Le Rangen de Thann est incontestablement un grand cru mythique d’Alsace, le plus méridional du vignoble. Sa pente vertigineuse (jusqu'à 90 % !) est cultivée en terrasse. Sa hauteur, jusqu’à 500 mètres d’altitude pour certaines parcelles et sa géologie composée principalement de roches volcaniques le rendent unique. Le Rangen apparaît dans l’histoire au XIIème siècle. Dès le XVIème, on interdisait d’assembler sa production avec des raisins d’autres parcelles tant son identité propre était déjà reconnue...
Son exposition solaire et son terroir de roche volcanique lui donnent effectivement une puissance et un élan fabuleux en bouche ! En 1993, alors qu’il est Grand Cru depuis 10 ans, l’ensemble des vignerons propriétaires adopte une charte de production plus restrictive encore que la charte des Grands Crus, avec notamment l’interdiction d’insecticides, d’acidification ou de désacidification des vins. Afin de limiter les rendements de la vigne et d'augmenter encore la concentration d'arômes des raisins, les vignerons s'imposent une densité de plantation minimale de 6000 pieds à l’hectare. Toujours avec l’idée de préserver l’expression unique de ce cru.
Le Rangen de Thann était dans la ligne de mire de Léonard Humbrecht depuis longtemps. Son rêve se concrétise en 1977 avec l'acquisition de la Chapelle Saint-Urbain et de son fabuleux Clos de 5,5 ha, sans doute l’un des plus grands jours de sa vie de vigneron.
Le Pinot Gris occupe une place de choix, avec 2.7 hectares de vignes âgées en moyenne de 45 ans et cultivées aujourd’hui par Olivier dans le plus pur respect des méthodes biologiques et bio-dynamiques, qui permettent au terroir de s’exprimer avec force et vitalité.

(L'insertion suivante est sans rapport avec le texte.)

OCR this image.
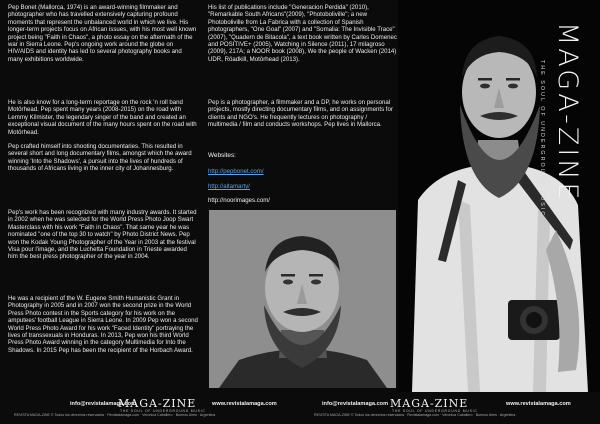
Pep Bonet (Mallorca, 1974) is an award-winning filmmaker and photographer who has travelled extensively capturing profound moments that represent the unbalanced world in which we live. His longer-term projects focus on African issues, with his most well known project being "Faith in Chaos", a photo essay on the aftermath of the war in Sierra Leone. Pep's ongoing work around the globe on HIV/AIDS and identity has led to several photography books and many exhibitions worldwide.

He is also know for a long-term reportage on the rock 'n roll band Motörhead. Pep spent many years (2008-2015) on the road with Lemmy Kilmister, the legendary singer of the band and created an exceptional visual document of the many hours spent on the road with Motörhead.

Pep crafted himself into shooting documentaries. This resulted in several short and long documentary films, amongst which the award winning 'Into the Shadows', a pursuit into the lives of hundreds of thousands of Africans living in the inner city of Johannesburg.

Pep's work has been recognized with many industry awards. It started in 2002 when he was selected for the World Press Photo Joop Swart Masterclass with his work "Faith in Chaos". That same year he was nominated "one of the top 30 to watch" by Photo District News. Pep won the Kodak Young Photographer of the Year in 2003 at the festival Visa pour l'image, and the Luchetta Foundation in Trieste awarded him the best press photographer of the year in 2004.

He was a recipient of the W. Eugene Smith Humanistic Grant in Photography in 2005 and in 2007 won the second prize in the World Press Photo contest in the Sports category for his work on the amputees' football League in Sierra Leone. In 2009 Pep won a second World Press Photo Award for his work "Faced Identity" portraying the lives of transsexuals in Honduras. In 2013, Pep won his third World Press Photo Award winning in the category Multimedia for Into the Shadows. In 2015 Pep has been the recipient of the Horbach Award.

His list of publications include "Generacion Perdida" (2010), "Remarkable South Africans"(2009), "Photoboliville"; a new Photoboliville from La Fabrica with a collection of Spanish photographers, "One Goal" (2007) and "Somalia: The Invisible Trace" (2007), "Quadern de Bitacola", a text book written by Carles Domenec and POSITIVE+ (2005), Watching in Silence (2011), 17 milagroso (2009), 217A; a NOOR book (2008), We the people of Wacken (2014) UDR, Röadkill, Motörhead (2013).

Pep is a photographer, a filmmaker and a DP, he works on personal projects, mostly directing documentary films, and on assignments for clients and NGO's. He frequently lectures on photography / multimedia / film and conducts workshops. Pep lives in Mallorca.

Websites:
http://pepbonet.com/
http://altamarty/
http://noorimages.com/	MAGA-ZINE
THE SOUL OF UNDERGROUND MUSIC
info@revistalamaga.com
MAGA-ZINE
THE SOUL OF UNDERGROUND MUSIC
www.revistalamaga.com
REVISTA MAGA-ZINE © Todos los derechos reservados · Revistalamaga.com · Veronica Caballero · Buenos Aires · Argentina
info@revistalamaga.com MAGA-ZINE
THE SOUL OF UNDERGROUND MUSIC
www.revistalamaga.com
REVISTA MAGA-ZINE © Todos los derechos reservados · Revistalamaga.com · Veronica Caballero · Buenos Aires · Argentina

En 2019, le pinot gris a su capter à la perfection l’essence du terroir et les qualités de ce millésime concentré, sensuel et d’une élégance princière. Sa puissance d’évocation est absolument unique : plus qu’un vin, c’est un rêve éveillé. Dès le premier nez, on se projette dans un univers réconfortant, sans âge : on pense à l’âtre encore fumant, à des marmites qui mijotent non loin, où l’on a mitonné une crème de lentilles, une purée de châtaignes ou un velouté de potimarron. On pense à des onguents et autres huiles d’amande ou de noisette, à des fruits à noyau et des fruits bien mûrs plongés dans le chaudron à confitures, où l’on trouverait, pêle-mêle, l’abricot, la pêche jaune, la poire et la banane. Les épices virevoltent également au-dessus du verre, entre poivre gris, muscade, carvi et baie de genièvre. Une nuance d’orange confite précède des évocations automnales de sous-bois et de champignons sauvages. Quel voyage !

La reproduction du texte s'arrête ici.